Warum hatte diese Debatte dann einen derartigen Nachhall? Dafür sind die besonderen Umstände in Wien mitverantwortlich. Die einschlägigen Appelle im angloamerikanischen Raum hielten Ärzte wie Hebammen gleichermaßen zur Hygiene an. Sie spielten nicht zwei Abteilungen - in diesem Fall eben Ärzte gegen Hebammen - gegeneinander aus, daher taugte die Debatte um das Kindbettfieber dort auch nicht zur Instrumentalisierung für einen Machtkampf innerhalb der Geburtshilfe. Dieser war infolge der Gründung der Accouchierhäuser für die armen Stände entbrannt. Lag zuvor die Betreuung der Gebärenden in den Händen einer Hebamme, so man sich diesen Luxus leisten konnte, sollten nun auch ärmere Frauen in diesen Häusern professionelle Geburtshilfe erhalten. Diese Gebärkliniken wurden aber auch zum Infektionsquell, umso mehr, als die dort betreuten Frauen aufgrund ihrer Armut oft auch in einem schlechteren Gesundheitszustand waren.

Dass in Wien zwei unterschiedlich geführte Abteilungen im Hinblick auf die Infektionsraten einen unmittelbaren Vergleich lieferten und die Hebammen besser abschnitten, kam ihnen bei der Verteidigung ihres Monopols nicht ungelegen.

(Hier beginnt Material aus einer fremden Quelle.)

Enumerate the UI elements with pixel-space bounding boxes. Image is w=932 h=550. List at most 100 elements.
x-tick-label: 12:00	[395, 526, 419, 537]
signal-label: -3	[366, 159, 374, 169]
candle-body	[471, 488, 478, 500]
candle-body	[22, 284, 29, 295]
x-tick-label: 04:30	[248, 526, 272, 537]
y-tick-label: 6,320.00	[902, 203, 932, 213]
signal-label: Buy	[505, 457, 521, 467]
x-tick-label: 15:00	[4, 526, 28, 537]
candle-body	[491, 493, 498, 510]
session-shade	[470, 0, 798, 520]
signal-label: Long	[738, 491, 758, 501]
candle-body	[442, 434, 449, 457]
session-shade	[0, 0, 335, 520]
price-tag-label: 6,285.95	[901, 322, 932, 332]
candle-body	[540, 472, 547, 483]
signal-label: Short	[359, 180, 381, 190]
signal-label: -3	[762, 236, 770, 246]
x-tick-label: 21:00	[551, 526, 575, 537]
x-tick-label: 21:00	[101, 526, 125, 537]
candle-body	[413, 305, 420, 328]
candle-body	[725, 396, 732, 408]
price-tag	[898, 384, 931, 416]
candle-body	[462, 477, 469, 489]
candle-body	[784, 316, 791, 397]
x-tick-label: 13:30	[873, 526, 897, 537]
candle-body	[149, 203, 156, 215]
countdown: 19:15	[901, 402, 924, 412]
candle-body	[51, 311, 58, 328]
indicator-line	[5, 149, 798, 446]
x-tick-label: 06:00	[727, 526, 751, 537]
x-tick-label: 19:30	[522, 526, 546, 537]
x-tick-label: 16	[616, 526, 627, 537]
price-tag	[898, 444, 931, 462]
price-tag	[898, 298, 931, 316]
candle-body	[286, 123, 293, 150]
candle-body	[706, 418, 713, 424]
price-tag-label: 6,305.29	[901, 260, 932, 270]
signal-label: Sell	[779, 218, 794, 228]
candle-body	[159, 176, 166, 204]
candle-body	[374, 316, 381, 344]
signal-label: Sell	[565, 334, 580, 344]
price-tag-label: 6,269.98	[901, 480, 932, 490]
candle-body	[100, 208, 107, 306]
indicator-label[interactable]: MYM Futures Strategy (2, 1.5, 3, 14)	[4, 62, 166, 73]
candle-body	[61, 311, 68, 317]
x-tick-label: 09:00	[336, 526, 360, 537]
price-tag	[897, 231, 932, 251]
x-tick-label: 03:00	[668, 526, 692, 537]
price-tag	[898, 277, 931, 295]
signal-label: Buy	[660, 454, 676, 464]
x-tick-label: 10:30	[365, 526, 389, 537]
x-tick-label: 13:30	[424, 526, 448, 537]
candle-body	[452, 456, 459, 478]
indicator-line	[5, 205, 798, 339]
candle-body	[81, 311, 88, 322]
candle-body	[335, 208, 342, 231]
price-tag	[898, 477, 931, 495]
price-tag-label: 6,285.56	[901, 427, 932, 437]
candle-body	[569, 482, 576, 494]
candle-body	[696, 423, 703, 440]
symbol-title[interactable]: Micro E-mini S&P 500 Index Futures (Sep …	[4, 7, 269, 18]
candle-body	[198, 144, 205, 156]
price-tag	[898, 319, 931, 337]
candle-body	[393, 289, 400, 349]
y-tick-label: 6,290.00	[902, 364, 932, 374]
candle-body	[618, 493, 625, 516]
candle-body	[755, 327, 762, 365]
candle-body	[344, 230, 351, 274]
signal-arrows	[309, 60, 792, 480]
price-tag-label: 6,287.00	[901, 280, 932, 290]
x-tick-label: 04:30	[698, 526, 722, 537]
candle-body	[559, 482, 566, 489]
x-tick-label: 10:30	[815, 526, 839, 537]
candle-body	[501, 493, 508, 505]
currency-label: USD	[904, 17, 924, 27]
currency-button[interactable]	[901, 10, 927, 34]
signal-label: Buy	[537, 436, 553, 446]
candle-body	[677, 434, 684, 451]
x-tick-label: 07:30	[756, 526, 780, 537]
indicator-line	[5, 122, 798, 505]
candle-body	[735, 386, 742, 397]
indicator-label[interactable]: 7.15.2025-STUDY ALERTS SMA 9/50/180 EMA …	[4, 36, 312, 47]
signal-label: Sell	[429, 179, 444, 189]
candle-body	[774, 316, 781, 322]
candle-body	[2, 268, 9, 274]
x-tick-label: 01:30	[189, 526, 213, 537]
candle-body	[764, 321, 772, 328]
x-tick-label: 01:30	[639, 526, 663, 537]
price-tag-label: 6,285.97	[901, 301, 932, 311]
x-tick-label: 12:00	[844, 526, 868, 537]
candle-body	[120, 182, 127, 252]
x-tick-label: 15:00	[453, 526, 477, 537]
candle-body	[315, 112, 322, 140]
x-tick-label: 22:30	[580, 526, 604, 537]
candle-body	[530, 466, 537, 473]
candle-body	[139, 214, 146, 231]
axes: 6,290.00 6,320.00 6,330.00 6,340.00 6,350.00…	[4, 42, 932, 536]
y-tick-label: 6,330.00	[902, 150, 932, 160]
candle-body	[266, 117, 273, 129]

Und dies gilt damals wie heute, denn Semmelweis ist mindestens so sehr ein "Retter der Mütter", wie er ein "Gott der Hebammen" wurde. Wo immer heute Hebammen leugnen, dass der medizinische Fortschritt zur Senkung der Müttersterblichkeit beitrug, schleudern sie das Wort "Semmelweis" in die Runde wie einen Bannstrahl, um kundzutun, dass das alles nur der besseren Hygiene zu verdanken sei. Von dieser stilisierenden Rezeption erzählt das Buch leider nichts.

MARTINA LENZEN-SCHULTE

Anna Durnová: "In den Händen der Ärzte". Ignaz Semmelweis, Pionier der Hygiene.

Residenz Verlag, St. Pölten 2015. 242 S., geb., 22,90 [Euro].